Fig. 88.—Delft.
In the decorative work of the Delft potters it seems to me the things to desire are the fine plates and dishes painted, as many of them are, with luminous blues almost equal to the celestial blues of China, such as we see in Fig. 88; and the vases, the flagons, the cups and mugs, in every style and shape; the same things in polychrome, with those bold groups of flowers, equal in their way to the work of the Orientals. Besides, there are the figures of peasants, etc.; also their cows and horses, which have a quaint interest not easily explained.
The Dutch potters ran into many things, such as small foot-stoves, barbers’ basins, casters, salt-cellars, etc. About much of the good delft is that same quaint, countrified beauty of which I have spoken. It is good, because it is real and native to the people and its painters. When they left this and went to imitating the Chinese and the Japanese, their work seems to me almost worthless; because it was an imitation, and it was inferior.

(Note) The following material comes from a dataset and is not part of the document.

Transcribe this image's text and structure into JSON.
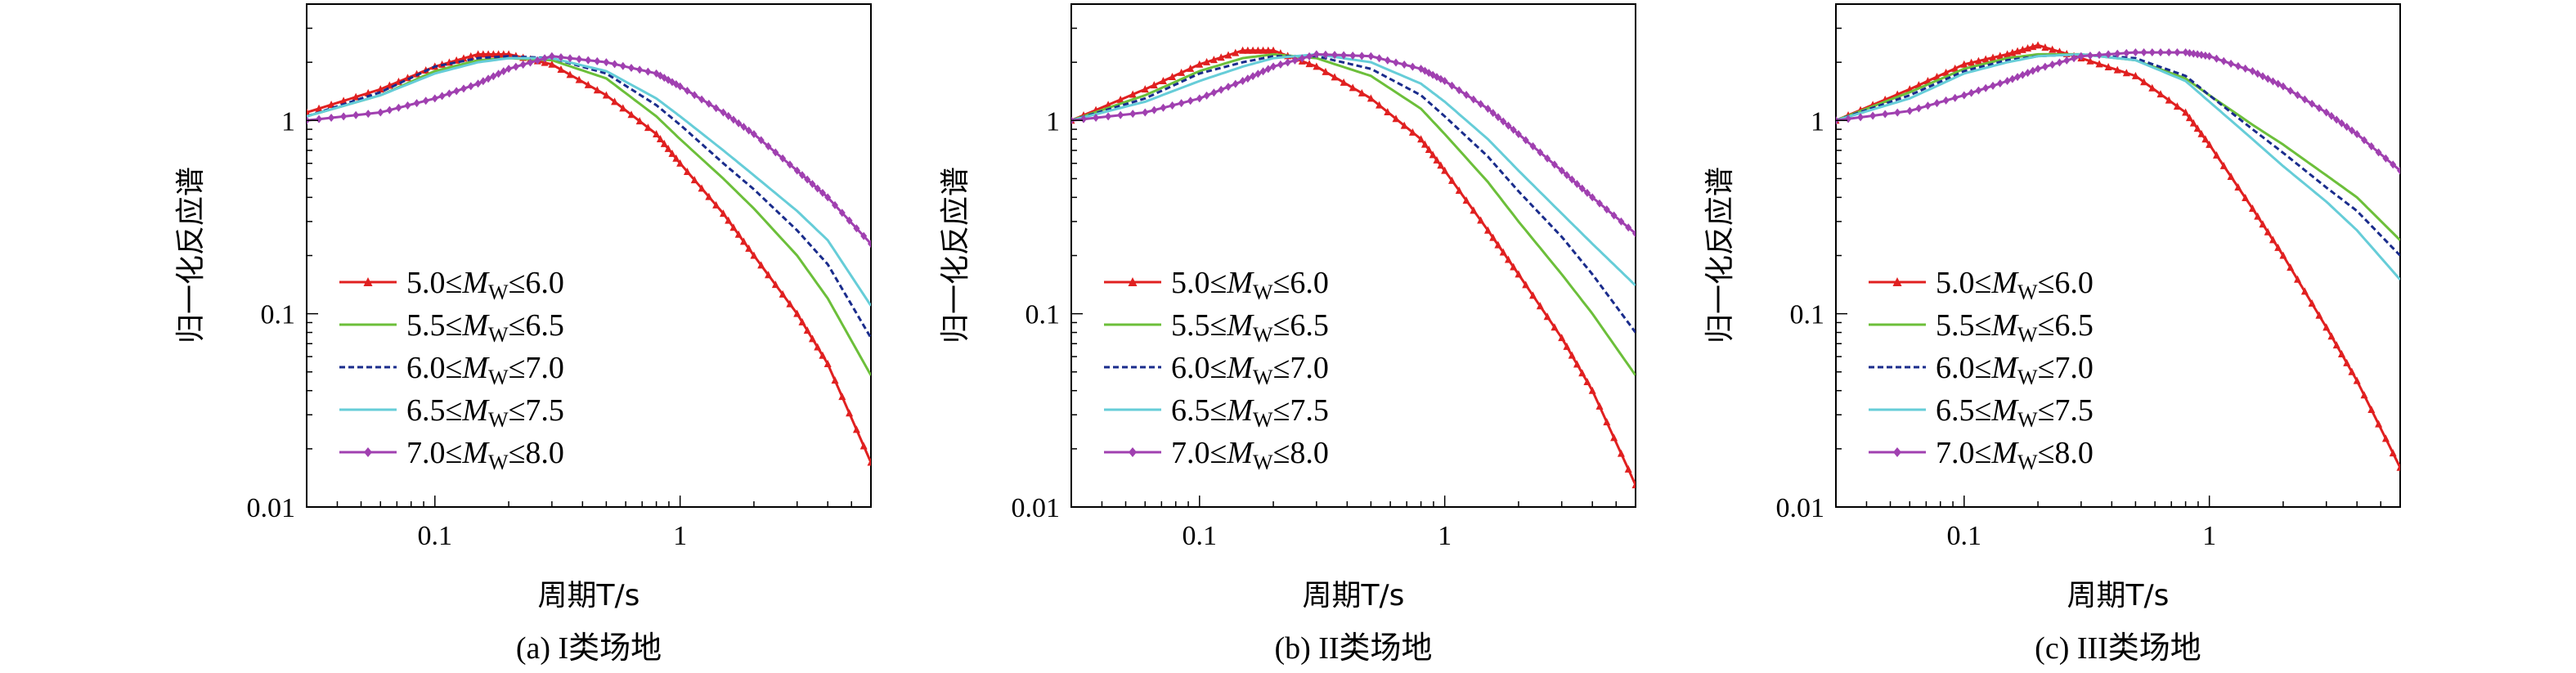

In one of the largest workshops, or fabriques, a custom prevailed that one should read portions of the Bible, which all might hear and all might discuss. This was a time when religious heat was fervent; when the great questions of church direction and free thought were rife; when Catholic and Protestant often went from the assault of the tongue to that with the arquebuse. This practice no doubt made good Protestants, but also without doubt poor potters.
The most curious pieces of delft known are four violins, still extant, very carefully made and very carefully painted. One is (or was) in the museum at Rouen, one at the Conservatoire at Paris, the third in the collection of M. Demmin, and the fourth in a private collection at Utrecht. The story still lives that these four violins were made by the master-modelers for marriage-gifts to the four daughters of the master of the fabrique, about to marry four young potters; and that the music for the dance was drawn from them. It was a pretty conceit.

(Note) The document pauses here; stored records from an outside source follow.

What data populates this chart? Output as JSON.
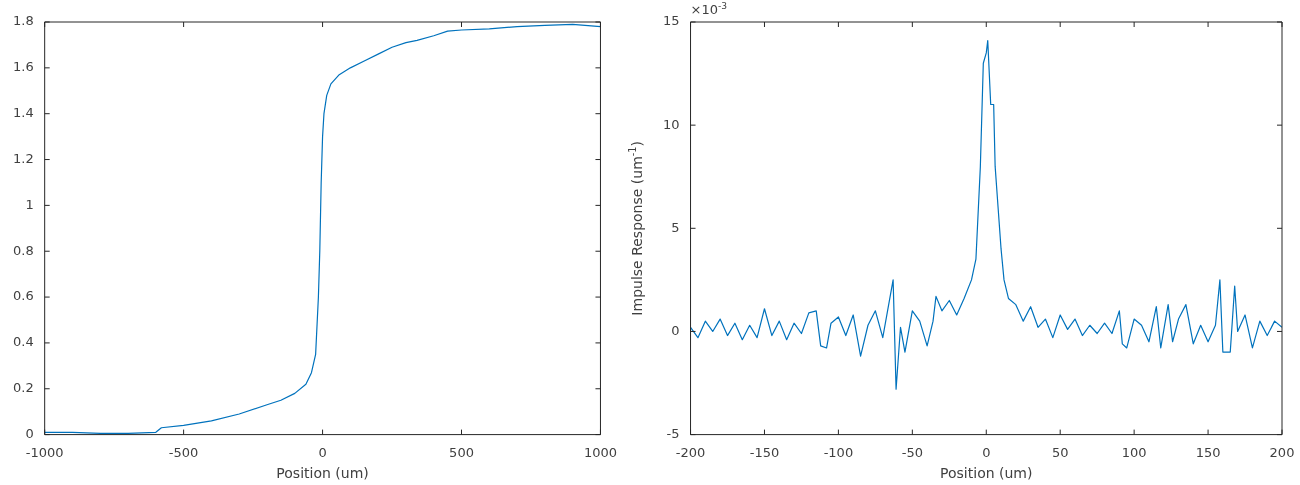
{
  "chart_data": [
    {
      "type": "line",
      "xlabel": "Position (um)",
      "xlim": [
        -1000,
        1000
      ],
      "xticks": [
        -1000,
        -500,
        0,
        500,
        1000
      ],
      "ylim": [
        0,
        1.8
      ],
      "yticks": [
        0,
        0.2,
        0.4,
        0.6,
        0.8,
        1,
        1.2,
        1.4,
        1.6,
        1.8
      ],
      "marker": "none",
      "series": [
        {
          "color": "#0072bd",
          "x": [
            -1000,
            -900,
            -800,
            -700,
            -600,
            -580,
            -500,
            -450,
            -400,
            -300,
            -200,
            -150,
            -100,
            -60,
            -40,
            -25,
            -15,
            -10,
            -5,
            0,
            5,
            15,
            30,
            60,
            100,
            150,
            200,
            250,
            300,
            340,
            400,
            450,
            500,
            600,
            700,
            800,
            900,
            1000
          ],
          "values": [
            0.01,
            0.01,
            0.005,
            0.005,
            0.01,
            0.03,
            0.04,
            0.05,
            0.06,
            0.09,
            0.13,
            0.15,
            0.18,
            0.22,
            0.27,
            0.35,
            0.6,
            0.8,
            1.1,
            1.3,
            1.4,
            1.48,
            1.53,
            1.57,
            1.6,
            1.63,
            1.66,
            1.69,
            1.71,
            1.72,
            1.74,
            1.76,
            1.765,
            1.77,
            1.78,
            1.785,
            1.79,
            1.78
          ]
        }
      ]
    },
    {
      "type": "line",
      "xlabel": "Position (um)",
      "ylabel": "Impulse Response (um$^{-1}$)",
      "annotations": [
        "×10$^{-3}$"
      ],
      "xlim": [
        -200,
        200
      ],
      "xticks": [
        -200,
        -150,
        -100,
        -50,
        0,
        50,
        100,
        150,
        200
      ],
      "ylim": [
        -5,
        15
      ],
      "yticks": [
        -5,
        0,
        5,
        10,
        15
      ],
      "marker": "none",
      "series": [
        {
          "color": "#0072bd",
          "x": [
            -200,
            -195,
            -190,
            -185,
            -180,
            -175,
            -170,
            -165,
            -160,
            -155,
            -150,
            -145,
            -140,
            -135,
            -130,
            -125,
            -120,
            -115,
            -112,
            -108,
            -105,
            -100,
            -95,
            -90,
            -85,
            -80,
            -75,
            -70,
            -67,
            -63,
            -61,
            -58,
            -55,
            -50,
            -45,
            -40,
            -36,
            -34,
            -30,
            -25,
            -20,
            -15,
            -10,
            -7,
            -4,
            -2,
            0,
            1,
            3,
            5,
            6,
            8,
            10,
            12,
            15,
            20,
            25,
            30,
            35,
            40,
            45,
            50,
            55,
            60,
            65,
            70,
            75,
            80,
            85,
            90,
            92,
            95,
            100,
            105,
            110,
            115,
            118,
            123,
            126,
            130,
            135,
            140,
            145,
            150,
            155,
            158,
            160,
            165,
            168,
            170,
            175,
            180,
            185,
            190,
            195,
            200
          ],
          "values": [
            0.2,
            -0.3,
            0.5,
            0,
            0.6,
            -0.2,
            0.4,
            -0.4,
            0.3,
            -0.3,
            1.1,
            -0.2,
            0.5,
            -0.4,
            0.4,
            -0.1,
            0.9,
            1.0,
            -0.7,
            -0.8,
            0.4,
            0.7,
            -0.2,
            0.8,
            -1.2,
            0.3,
            1.0,
            -0.3,
            0.9,
            2.5,
            -2.8,
            0.2,
            -1.0,
            1.0,
            0.5,
            -0.7,
            0.5,
            1.7,
            1.0,
            1.5,
            0.8,
            1.6,
            2.5,
            3.5,
            8,
            13,
            13.5,
            14.1,
            11,
            11,
            8,
            6,
            4,
            2.5,
            1.6,
            1.3,
            0.5,
            1.2,
            0.2,
            0.6,
            -0.3,
            0.8,
            0.1,
            0.6,
            -0.2,
            0.3,
            -0.1,
            0.4,
            -0.1,
            1.0,
            -0.6,
            -0.8,
            0.6,
            0.3,
            -0.5,
            1.2,
            -0.8,
            1.3,
            -0.5,
            0.6,
            1.3,
            -0.6,
            0.3,
            -0.5,
            0.3,
            2.5,
            -1.0,
            -1.0,
            2.2,
            0,
            0.8,
            -0.8,
            0.5,
            -0.2,
            0.5,
            0.2
          ]
        }
      ]
    }
  ]
}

Some elaborate dinner-services were made at Delft, which required much skill and much work. The covers of the dishes were modeled in the likeness of birds or fish, indicating whatever was to be served in them; these were painted carefully to imitate Nature, so that the guest, in seeing the table, would know if it were a turkey, a pheasant, a ptarmigan—whatever luxury had been provided for his delectation.
Tea-Services.—It is possible there are persons who believe that tea has always been known, and that the lovely tea-services out of which, we sometimes drink it have existed from the time of Noah and the Deluge; not so.
Pepys, in his “Diary,” speaks of it in 1661 as “a China drink of which I had never drunk before.” And at that time it sold in England at fifty or sixty shillings a pound—an enormous price.
Tea and coffee pots were first brought to Holland from China, and do not appear earlier than about 1700; so that those which came over in the Mayflower and the Half-Moon and the Ark must have been made by Elder Brewster and Henry Hudson and Leonard Calvert from the “depths of their moral consciousness.”